3. Unzulässigkeit der Beschwerde mangels Beschwer wegen Bestandskraft des Beschlusses der Markenabteilung 3.4 vom 23. April 2014 in der Löschungssache S 203/13 Lösch betreffend die Wortmarke ...
Die Markenabteilung 3.4 hat mit Beschluss vom 23. April 2014 die Marke ... unter anderem für die Waren der Klasse 32 teilweise gelöscht. Der Markeninhaber hat sich hiergegen mit Schreiben vom 9. Mai 2014 mit den Worten gewandt: „Antrag auf Nichterhebung von Kosten“.

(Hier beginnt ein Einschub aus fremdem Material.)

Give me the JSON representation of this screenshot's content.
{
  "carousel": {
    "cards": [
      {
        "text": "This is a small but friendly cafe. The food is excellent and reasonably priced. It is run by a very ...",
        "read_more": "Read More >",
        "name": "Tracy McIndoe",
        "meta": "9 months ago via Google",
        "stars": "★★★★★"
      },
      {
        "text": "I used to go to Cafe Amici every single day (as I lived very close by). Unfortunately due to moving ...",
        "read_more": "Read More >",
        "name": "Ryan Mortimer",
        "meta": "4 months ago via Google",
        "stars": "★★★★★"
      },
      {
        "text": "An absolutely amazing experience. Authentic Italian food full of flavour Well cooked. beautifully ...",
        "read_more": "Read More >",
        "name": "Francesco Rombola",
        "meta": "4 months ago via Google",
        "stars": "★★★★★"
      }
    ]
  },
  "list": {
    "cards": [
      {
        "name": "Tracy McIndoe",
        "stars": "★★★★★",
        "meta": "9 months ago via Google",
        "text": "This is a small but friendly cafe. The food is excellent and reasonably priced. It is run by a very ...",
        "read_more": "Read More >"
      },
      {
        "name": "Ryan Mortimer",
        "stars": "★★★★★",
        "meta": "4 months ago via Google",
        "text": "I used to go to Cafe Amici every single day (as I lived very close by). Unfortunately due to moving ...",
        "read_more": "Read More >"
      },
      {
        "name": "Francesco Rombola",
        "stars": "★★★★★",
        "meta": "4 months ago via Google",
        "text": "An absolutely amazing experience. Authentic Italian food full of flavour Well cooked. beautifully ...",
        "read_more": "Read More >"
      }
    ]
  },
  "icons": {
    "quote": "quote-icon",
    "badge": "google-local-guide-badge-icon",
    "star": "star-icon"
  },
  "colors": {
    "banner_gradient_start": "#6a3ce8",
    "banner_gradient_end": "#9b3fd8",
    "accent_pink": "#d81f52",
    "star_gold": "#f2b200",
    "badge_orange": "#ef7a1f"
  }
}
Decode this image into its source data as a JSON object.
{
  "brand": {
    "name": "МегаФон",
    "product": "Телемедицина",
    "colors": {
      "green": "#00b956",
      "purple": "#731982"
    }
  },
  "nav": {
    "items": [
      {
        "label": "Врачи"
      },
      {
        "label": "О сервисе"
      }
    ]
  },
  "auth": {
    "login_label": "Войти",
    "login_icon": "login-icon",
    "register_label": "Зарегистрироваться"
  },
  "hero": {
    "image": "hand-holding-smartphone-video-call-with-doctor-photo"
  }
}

Die Kostenentscheidung des Deutschen Patent- und Markenamts kann auch isoliert ohne die gleichzeitig getroffene Entscheidung in der Hauptsache angefochten werden (Knoll, a. a. O., § 66 Rn. 42 m. w. N.). Insoweit hat der Markeninhaber den Beschluss der Markenabteilung 3.4 vom 23. April 2014 nur hinsichtlich der Kostenentscheidung, nicht aber hinsichtlich der Entscheidung in der Hauptsache, die Marke für die Waren der Klasse 32 zu löschen, angefochten. Hinsichtlich der Entscheidung in der Hauptsache ist der Beschluss der Markenabteilung 3.4 bestandskräftig. Auch insoweit fehlt daher der Beschwerde des Markeninhabers inzwischen die Beschwer, weshalb seine Beschwerde auch insofern unzulässig ist.
4. Unbegründetheit der Beschwerde
Wäre die Beschwerde des Markeninhabers zulässig, wäre sie aus den im Beschluss des Senats vom 31. Juli 2013 im Prozesskostenhilfeprüfungsverfahren genannten Gründen, auf die insoweit verwiesen wird, unbegründet.
5. Kosten des Beschwerdeverfahrens, § 71 MarkenG
Da einer bösgläubigen Markenanmeldung i. S. d. § 8 Abs. 2 Nr. 10 MarkenG stets ein rechtsmissbräuchliches oder sittenwidriges Handeln zugrunde liegt, entspricht es im Regelfall der Billigkeit, dem Markeninhaber im Falle der Löschung die Kosten des Löschungsverfahrens aufzuerlegen (Knoll, a. a. O., § 71 Rn. 15). Vorliegend geht es zwar nicht um ein Löschungs-, sondern um ein Widerspruchsverfahren. Dieses Widerspruchsverfahren wird aber von der inzwischen bestandskräftigen Löschung der Marke 2009 012 084 wegen bösgläubiger Anmeldung der Marke hinsichtlich der Waren der Klassen 32 und 33 überlagert. Weil auch die Führung des Verfahrens durch einen Beteiligten Anlass für eine Kostenauferlegung sein kann (Knoll, a. a. O., § 71 Rn. 17), entspricht es auch im Blick auf den Verzicht des Markeninhabers auf die Waren, hinsichtlich derer die Markenstelle für Klasse 32 die Löschung der Marke angeordnet hat, der Billigkeit i. S. d. § 71 Abs. 1 S. 1 MarkenG, dem Markeninhaber die Kosten des Beschwerdeverfahrens aufzuerlegen.